I seem to remember that Martin Amis was once asked in a literary interview whether he used pornography and that he answered with a conditional "yes". Only written, he explained. It was an answer that neatly got him off the hook of exploitation – but it also left me wondering how a critic so exigent would ever get an effect. Wouldn't he be too busy deploring the prose style to get an erection? And the more writing there is (the more self-consciously "fine" writing, I mean) the bigger the problem. It isn't impossible, of course, but the fact that Copstick was able to buy The Erotic Review for just £10,000 should have alerted her to the fact that it's bloody difficult. I don't think she can afford to cut her pool of potential contributors in half.

Rebekah's offer that Gordon and David didn't dare refuse

I confess that I felt a twinge of dismay on reading that both Gordon Brown and David Cameron had attended the wedding reception for Rebekah Wade's marriage at the weekend.
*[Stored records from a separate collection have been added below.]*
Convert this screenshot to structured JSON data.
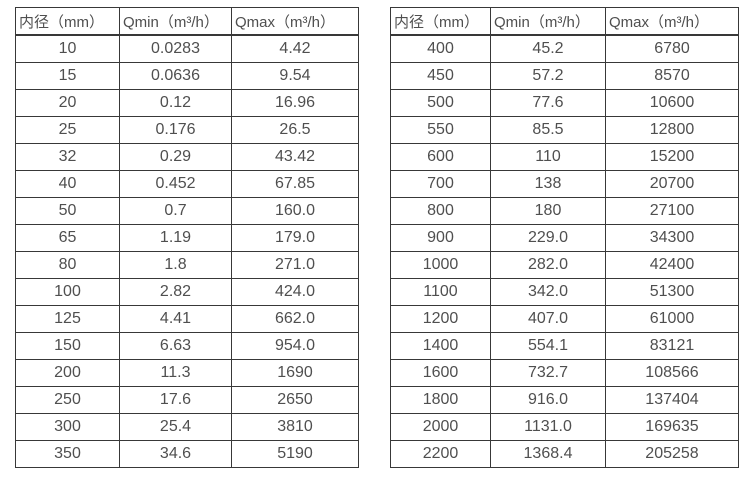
{
  "colors": {
    "background": "#ffffff",
    "table_border": "#383838",
    "text": "#4f4f4f"
  },
  "tables": {
    "left": {
      "headers": [
        "内径（mm）",
        "Qmin（m³/h）",
        "Qmax（m³/h）"
      ],
      "rows": [
        [
          "10",
          "0.0283",
          "4.42"
        ],
        [
          "15",
          "0.0636",
          "9.54"
        ],
        [
          "20",
          "0.12",
          "16.96"
        ],
        [
          "25",
          "0.176",
          "26.5"
        ],
        [
          "32",
          "0.29",
          "43.42"
        ],
        [
          "40",
          "0.452",
          "67.85"
        ],
        [
          "50",
          "0.7",
          "160.0"
        ],
        [
          "65",
          "1.19",
          "179.0"
        ],
        [
          "80",
          "1.8",
          "271.0"
        ],
        [
          "100",
          "2.82",
          "424.0"
        ],
        [
          "125",
          "4.41",
          "662.0"
        ],
        [
          "150",
          "6.63",
          "954.0"
        ],
        [
          "200",
          "11.3",
          "1690"
        ],
        [
          "250",
          "17.6",
          "2650"
        ],
        [
          "300",
          "25.4",
          "3810"
        ],
        [
          "350",
          "34.6",
          "5190"
        ]
      ]
    },
    "right": {
      "headers": [
        "内径（mm）",
        "Qmin（m³/h）",
        "Qmax（m³/h）"
      ],
      "rows": [
        [
          "400",
          "45.2",
          "6780"
        ],
        [
          "450",
          "57.2",
          "8570"
        ],
        [
          "500",
          "77.6",
          "10600"
        ],
        [
          "550",
          "85.5",
          "12800"
        ],
        [
          "600",
          "110",
          "15200"
        ],
        [
          "700",
          "138",
          "20700"
        ],
        [
          "800",
          "180",
          "27100"
        ],
        [
          "900",
          "229.0",
          "34300"
        ],
        [
          "1000",
          "282.0",
          "42400"
        ],
        [
          "1100",
          "342.0",
          "51300"
        ],
        [
          "1200",
          "407.0",
          "61000"
        ],
        [
          "1400",
          "554.1",
          "83121"
        ],
        [
          "1600",
          "732.7",
          "108566"
        ],
        [
          "1800",
          "916.0",
          "137404"
        ],
        [
          "2000",
          "1131.0",
          "169635"
        ],
        [
          "2200",
          "1368.4",
          "205258"
        ]
      ]
    }
  }
}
This is naïve, I know. Newspaper editors and newspaper proprietors have always been powers in the land and politicians have always had to take care not to put their noses out of joint. They probably feel that they need to take particular care right now, given that the balance of power between the Third Estate and the Fourth has tilted significantly in favour of the latter and an election is in the offing.

But even so, the whiff of compulsory attendance is hard to dispel – and hardly likely to advance our respect for politicians. Since the bridegroom was at Eton a few years ahead of Mr Cameron, I suppose there's an outside chance they actually knew each other – but surely only expediency can explain the Prime Minister's attendance. The bride wanted a trophy guest and the trophy guest dared not decline – despite the fact that he might plausibly have claimed that he had a lot more important things to do with his time.

Has Ann really got the voice of a Speaker?

I think we should all be voting in the forthcoming election for Speaker – rather than just MPs – given that the Speaker is there to protect the interests of Parliament (rather than the interests of individual MPs) and Parliament is us by proxy.

Even with its scandalously limited electorate, though, it remains an interesting campaign. I'm particularly intrigued by Ann Widdecombe's candidature – which would seem to me to have quite a bit going for it. No problems with controlling an unruly debate, I would have thought, and (whatever you think of her piety) no question marks over her integrity.

The only problem I keep coming back to is the voice – something of a central concern, surely, for a role with this title. Nobody, I think, could describe it as mellifluous or rich – and while beauty of vocal tone isn't an indispensable quality in a speaker, I imagine many voters will run a mental audition of each candidate shouting "Order! Order!" and try to imagine what it might feel like listening to it 40 or 50 times a sitting.

Perhaps they will feel Widdecombe's voice makes up in penetrating power what it lacks in music. Perhaps they will decide they can't bear to have it rasping their cochleas at all. But I'm pretty sure that it will play some part in the result.